Just my $0.02. I'm not an expert in either.
30 books is far more than there is to say about PHP and MySQL.
sic transit gloria mundi
can't we have some kind of newbie category? this is not development news.
Finally someone writes a book on PHP and MySQL. And it's even a newbie book on PHP and MySQL! Now I can get to learn this high-end stuff. Crickey, that's so cool.
BTW: I actually plan do do something really cool: I wanna write a Web-CMS in PHP and MySQL. How does that sound, hmm?
We suffer more in our imagination than in reality. - Seneca
At the moment im writing a fairly lengthy PHP app and will probably co-host it somewhere in the next 6 months.
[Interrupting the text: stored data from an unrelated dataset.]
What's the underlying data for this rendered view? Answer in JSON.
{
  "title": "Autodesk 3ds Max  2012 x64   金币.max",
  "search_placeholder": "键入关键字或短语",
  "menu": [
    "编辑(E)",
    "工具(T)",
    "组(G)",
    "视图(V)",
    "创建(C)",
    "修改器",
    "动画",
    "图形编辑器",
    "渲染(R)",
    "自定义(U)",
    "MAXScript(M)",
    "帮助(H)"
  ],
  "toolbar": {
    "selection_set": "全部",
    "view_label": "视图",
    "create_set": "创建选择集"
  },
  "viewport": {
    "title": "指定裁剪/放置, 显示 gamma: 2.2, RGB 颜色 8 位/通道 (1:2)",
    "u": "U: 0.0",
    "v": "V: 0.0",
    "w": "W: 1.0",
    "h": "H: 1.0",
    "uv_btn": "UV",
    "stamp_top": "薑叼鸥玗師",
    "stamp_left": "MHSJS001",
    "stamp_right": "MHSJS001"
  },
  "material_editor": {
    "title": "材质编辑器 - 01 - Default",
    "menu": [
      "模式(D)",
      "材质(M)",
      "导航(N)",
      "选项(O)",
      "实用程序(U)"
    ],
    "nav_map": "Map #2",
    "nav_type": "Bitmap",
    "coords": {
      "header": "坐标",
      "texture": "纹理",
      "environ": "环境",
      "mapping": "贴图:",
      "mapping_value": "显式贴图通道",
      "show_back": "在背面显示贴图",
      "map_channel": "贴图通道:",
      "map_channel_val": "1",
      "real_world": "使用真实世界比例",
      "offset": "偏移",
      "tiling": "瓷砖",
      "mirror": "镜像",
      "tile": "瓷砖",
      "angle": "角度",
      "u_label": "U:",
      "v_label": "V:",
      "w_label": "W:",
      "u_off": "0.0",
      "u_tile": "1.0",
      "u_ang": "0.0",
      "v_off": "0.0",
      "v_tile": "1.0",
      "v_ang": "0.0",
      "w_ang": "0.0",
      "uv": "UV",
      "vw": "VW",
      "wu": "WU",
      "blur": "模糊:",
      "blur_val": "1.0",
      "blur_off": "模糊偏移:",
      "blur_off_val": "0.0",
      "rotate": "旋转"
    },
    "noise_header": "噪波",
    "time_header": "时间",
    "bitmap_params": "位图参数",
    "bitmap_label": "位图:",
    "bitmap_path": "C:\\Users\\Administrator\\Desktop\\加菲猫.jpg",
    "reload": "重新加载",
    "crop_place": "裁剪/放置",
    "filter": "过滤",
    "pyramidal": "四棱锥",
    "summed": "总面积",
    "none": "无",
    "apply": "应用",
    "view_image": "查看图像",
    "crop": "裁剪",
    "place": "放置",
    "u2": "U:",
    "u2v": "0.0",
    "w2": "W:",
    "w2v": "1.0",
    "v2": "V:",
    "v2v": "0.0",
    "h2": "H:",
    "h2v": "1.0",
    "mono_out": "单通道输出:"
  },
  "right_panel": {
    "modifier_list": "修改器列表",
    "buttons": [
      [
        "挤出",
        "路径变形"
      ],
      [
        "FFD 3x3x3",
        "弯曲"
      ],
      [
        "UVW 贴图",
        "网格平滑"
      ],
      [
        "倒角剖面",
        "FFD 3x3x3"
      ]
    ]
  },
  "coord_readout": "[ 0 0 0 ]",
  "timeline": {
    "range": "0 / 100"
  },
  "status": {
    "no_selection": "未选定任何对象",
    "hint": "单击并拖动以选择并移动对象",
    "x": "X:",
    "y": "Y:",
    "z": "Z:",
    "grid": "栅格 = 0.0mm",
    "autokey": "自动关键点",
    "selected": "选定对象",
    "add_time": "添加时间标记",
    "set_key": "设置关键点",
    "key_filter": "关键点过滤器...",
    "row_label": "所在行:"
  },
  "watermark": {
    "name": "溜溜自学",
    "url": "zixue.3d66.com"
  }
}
My concerns like most savvy developers will have security on their minds at all times. I don't want to rely on the ISP's config, and if they want to change something that might seem insigificant, but at the same puts my app in danger of falling over or exposing some security weakness.
So, I was wondering if its yet possible to have multiple php.ini files for each virtual domain under apache? If not, do you know if anybody is working on it?
Really, now. Most people understand this by middle school.